The answer is slightly different for each of my classes.
The upper-level course is easier. What I want my students to demonstrate can be done more naturally through a series of projects rather than an arbitrary in-class or take-home exam. This means that I have to be a bit more deliberate in designing the projects, and that I have to provide more opportunities in class for the students to try out and practice the material. But this in turn has forced me to be more creative about how I structure class meetings, as I've discussed before.
In the intro course, I've actually just substituted weekly quizzes for the 2-3 tests I typically give. When I mentioned to my colleagues that I'd be doing this, they all said "are you crazy? isn't that much more work?" And I worried about that too. But one thing I repeatedly noticed in previous intro courses was that the 2-3 tests model just did not work for the students. It didn't reinforce the concepts I wanted them to learn; it didn't indicate conceptual problems until too late in the term, past the point where some extra practice could have righted the sinking ship; and in some cases, the tests were not fair evaluations of the students' understanding of the material (one bad day could torpedo someone's grade, or shake their confidence to the core). So I thought, why not use an evaluation model that reinforces the idea that learning CS is a gradual process in which topics build on previous topics. Quizzes seemed better suited for that. Plus, it has not been as much work as I originally thought--a nice bonus!
Good things about weekly quizzes vs. tests:
1. It's easier to make up one question at a time than 5-6 in one sitting.
2. It's easier to focus on one particular concept in each quiz.
3. It's easier to remember how I covered a concept in class and structure the quiz questions accordingly.

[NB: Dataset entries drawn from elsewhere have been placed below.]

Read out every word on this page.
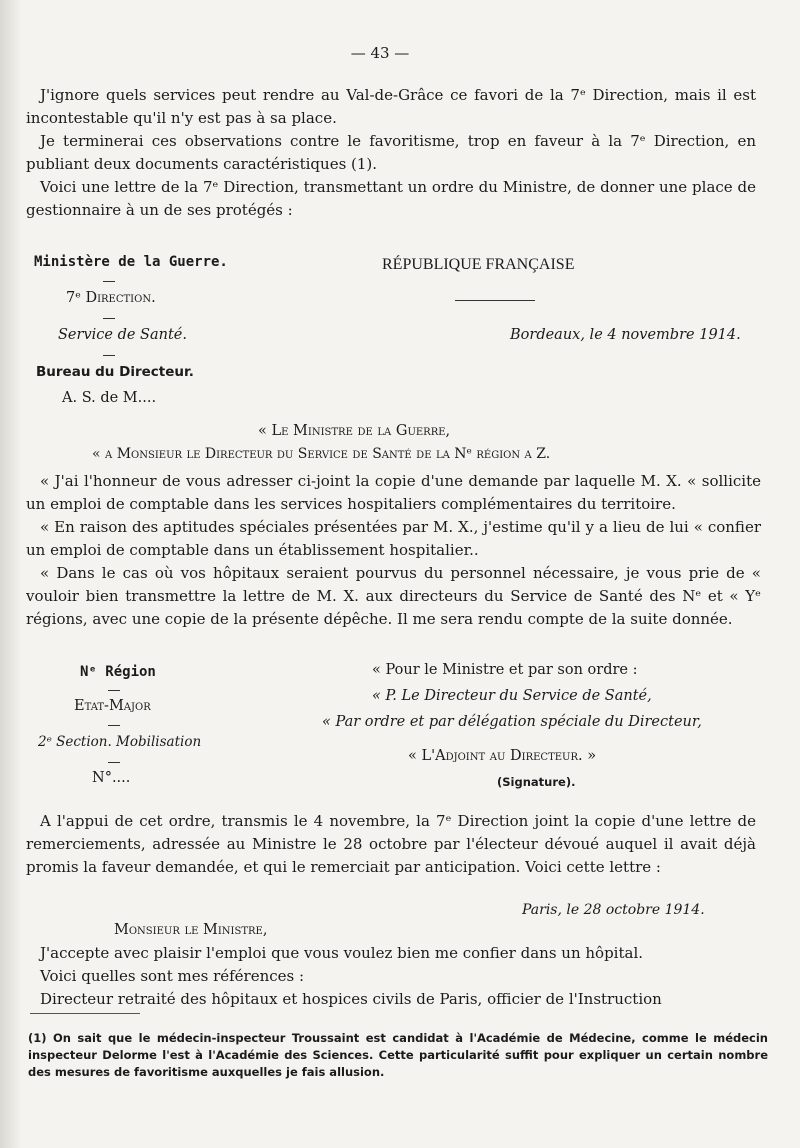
— 43 —

J'ignore quels services peut rendre au Val-de-Grâce ce favori de la 7ᵉ Direction, mais il est incontestable qu'il n'y est pas à sa place.

Je terminerai ces observations contre le favoritisme, trop en faveur à la 7ᵉ Direction, en publiant deux documents caractéristiques (1).

Voici une lettre de la 7ᵉ Direction, transmettant un ordre du Ministre, de donner une place de gestionnaire à un de ses protégés :

Ministère de la Guerre.
7ᵉ Direction.
Service de Santé.
Bureau du Directeur.
A. S. de M....
RÉPUBLIQUE FRANÇAISE
Bordeaux, le 4 novembre 1914.
« Le Ministre de la Guerre,
« a Monsieur le Directeur du Service de Santé de la Nᵉ région a Z.

« J'ai l'honneur de vous adresser ci-joint la copie d'une demande par laquelle M. X. « sollicite un emploi de comptable dans les services hospitaliers complémentaires du territoire.

« En raison des aptitudes spéciales présentées par M. X., j'estime qu'il y a lieu de lui « confier un emploi de comptable dans un établissement hospitalier..

« Dans le cas où vos hôpitaux seraient pourvus du personnel nécessaire, je vous prie de « vouloir bien transmettre la lettre de M. X. aux directeurs du Service de Santé des Nᵉ et « Yᵉ régions, avec une copie de la présente dépêche. Il me sera rendu compte de la suite donnée.

Nᵉ Région
Etat-Major
2ᵉ Section. Mobilisation
N°....
« Pour le Ministre et par son ordre :
« P. Le Directeur du Service de Santé,
« Par ordre et par délégation spéciale du Directeur,
« L'Adjoint au Directeur. »
(Signature).
A l'appui de cet ordre, transmis le 4 novembre, la 7ᵉ Direction joint la copie d'une lettre de remerciements, adressée au Ministre le 28 octobre par l'électeur dévoué auquel il avait déjà promis la faveur demandée, et qui le remerciait par anticipation. Voici cette lettre :
Paris, le 28 octobre 1914.
Monsieur le Ministre,

J'accepte avec plaisir l'emploi que vous voulez bien me confier dans un hôpital.

Voici quelles sont mes références :

Directeur retraité des hôpitaux et hospices civils de Paris, officier de l'Instruction

(1) On sait que le médecin-inspecteur Troussaint est candidat à l'Académie de Médecine, comme le médecin inspecteur Delorme l'est à l'Académie des Sciences. Cette particularité suffit pour expliquer un certain nombre des mesures de favoritisme auxquelles je fais allusion.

4. Oddly, grading has been easier. Mentally, I find myself saying "hey, they're only quizzes, so I'll just sit down and grade them and get it over with". And even though I love asking open-ended questions, I've found that I can grade them pretty quickly.
5. Students are much less stressed about the weekly quiz than they typically are about tests.
Challenges in moving to the quiz model:
1. It does take up class time.
2. Makeups are a nightmare. I have a pretty strict no-makeup policy, because otherwise it becomes too unwieldy.
3. I do have to set aside time each week to make up the quiz and then grade the quiz. This comes out of my class prep time. (But it's probably not much more than the time I'd spend making up and grading tests, so I'll call this a wash.)
It's still too early to determine if my no-tests experiments will prove worthwhile. But I'm interested in seeing if there's any noticeable change in grades (or quality of work), and also what the students ultimately thought of this experiment. Assuming all continues to go well, though, I can see myself doing something like this in future classes.